The freshness of the ingredients is a standout quality, and the seasonings are balanced and never overpowering. The legumes and vegetables have a clean, bright flavor. The crispy whole fish is sweet and expertly fried. The injera bread complements the food without upstaging and readily soaks up every last bit of deliciousness.

In addition to being delicious, every dish is presented in an accessible, eater-friendly way. The chicken is filleted into perfectly sized, easy-to-handle chops that fit comfortably in your fingers and never feel overwhelming or sloppy in your mouth. I can’t help but wonder what physics voodoo was involved in the configuration, as the execution is that good.

I’ve never been to Awash on a first date or in the company of attention seekers looking to preen and posture (sometimes one and the same).
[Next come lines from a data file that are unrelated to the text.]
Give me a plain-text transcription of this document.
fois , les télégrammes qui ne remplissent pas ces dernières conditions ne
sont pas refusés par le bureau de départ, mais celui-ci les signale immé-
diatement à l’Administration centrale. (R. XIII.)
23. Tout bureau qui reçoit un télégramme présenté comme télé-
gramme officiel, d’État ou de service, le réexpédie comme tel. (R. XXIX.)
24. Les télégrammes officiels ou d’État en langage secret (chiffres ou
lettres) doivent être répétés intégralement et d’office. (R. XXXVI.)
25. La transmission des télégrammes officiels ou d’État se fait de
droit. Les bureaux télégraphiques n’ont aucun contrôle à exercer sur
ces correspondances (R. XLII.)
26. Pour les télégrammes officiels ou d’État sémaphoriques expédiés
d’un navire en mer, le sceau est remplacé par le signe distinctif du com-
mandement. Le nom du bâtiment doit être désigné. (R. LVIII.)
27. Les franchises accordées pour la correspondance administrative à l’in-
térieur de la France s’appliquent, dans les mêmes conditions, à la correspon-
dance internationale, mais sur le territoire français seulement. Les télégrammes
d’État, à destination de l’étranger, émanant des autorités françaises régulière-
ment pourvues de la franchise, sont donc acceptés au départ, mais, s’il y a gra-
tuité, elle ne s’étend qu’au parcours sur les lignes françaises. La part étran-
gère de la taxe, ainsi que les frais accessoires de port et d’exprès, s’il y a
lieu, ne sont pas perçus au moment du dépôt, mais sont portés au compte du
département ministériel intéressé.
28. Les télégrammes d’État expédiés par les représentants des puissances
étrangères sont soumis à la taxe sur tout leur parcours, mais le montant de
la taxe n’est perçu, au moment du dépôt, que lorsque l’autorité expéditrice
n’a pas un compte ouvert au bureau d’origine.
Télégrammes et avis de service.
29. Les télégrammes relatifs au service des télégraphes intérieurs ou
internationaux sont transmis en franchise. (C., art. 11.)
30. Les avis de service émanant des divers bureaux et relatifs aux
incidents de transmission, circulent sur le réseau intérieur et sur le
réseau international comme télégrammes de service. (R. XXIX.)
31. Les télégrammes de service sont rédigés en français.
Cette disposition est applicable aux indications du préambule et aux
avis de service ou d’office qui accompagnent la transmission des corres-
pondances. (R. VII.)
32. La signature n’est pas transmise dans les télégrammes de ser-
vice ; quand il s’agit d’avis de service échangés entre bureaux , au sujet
Dining there is reserved for occasions with the people I treasure most, and with whom I feel relaxed, comfortable and natural: peeps that don’t judge me when I eat SkinnyPop for dinner or leave the pilot lighting to the professionals. When you look around the room, you’re met by the kind eyes of the owners, and tables filled with adoring couples, happy kids and other patrons that seem to share an established sense of intimacy. Part of the fun of paying the check and struggling with the chairs before standing up to leave is proposing a return date with friends for the next visit.

I’ve lived in Los Angeles for twenty years and dined at a lot of restaurants, both hole-in-the-wall joints and high-end establishments that pride themselves on a fine dining experience. Many of the fine dining experiences were impressive.

Aesthetics, exclusivity, hype and expense are variables that often work in tandem to build the perception of quality.

The food at Awash is a virtuoso. The performance will blow you away.

In Avoiding Dunstable, Mr. Fairweather thinks to himself, “He knew that were The Grange [phantom hotel] within ten miles of his home, he would dine there every evening.” Then he passes out in a freshly-turned-down, hallucinated bed clutching a hot water bottle.

He wakes up to “… the worst headache he had ever suffered … in his car … head on the steering wheel [looking] out over what appeared to be a field of sugar beet, young leaves shining in the level rays of the early morning sun.”

photo courtesy of serafima lazarenko

The food at Awash is all there is. Nothing else exists.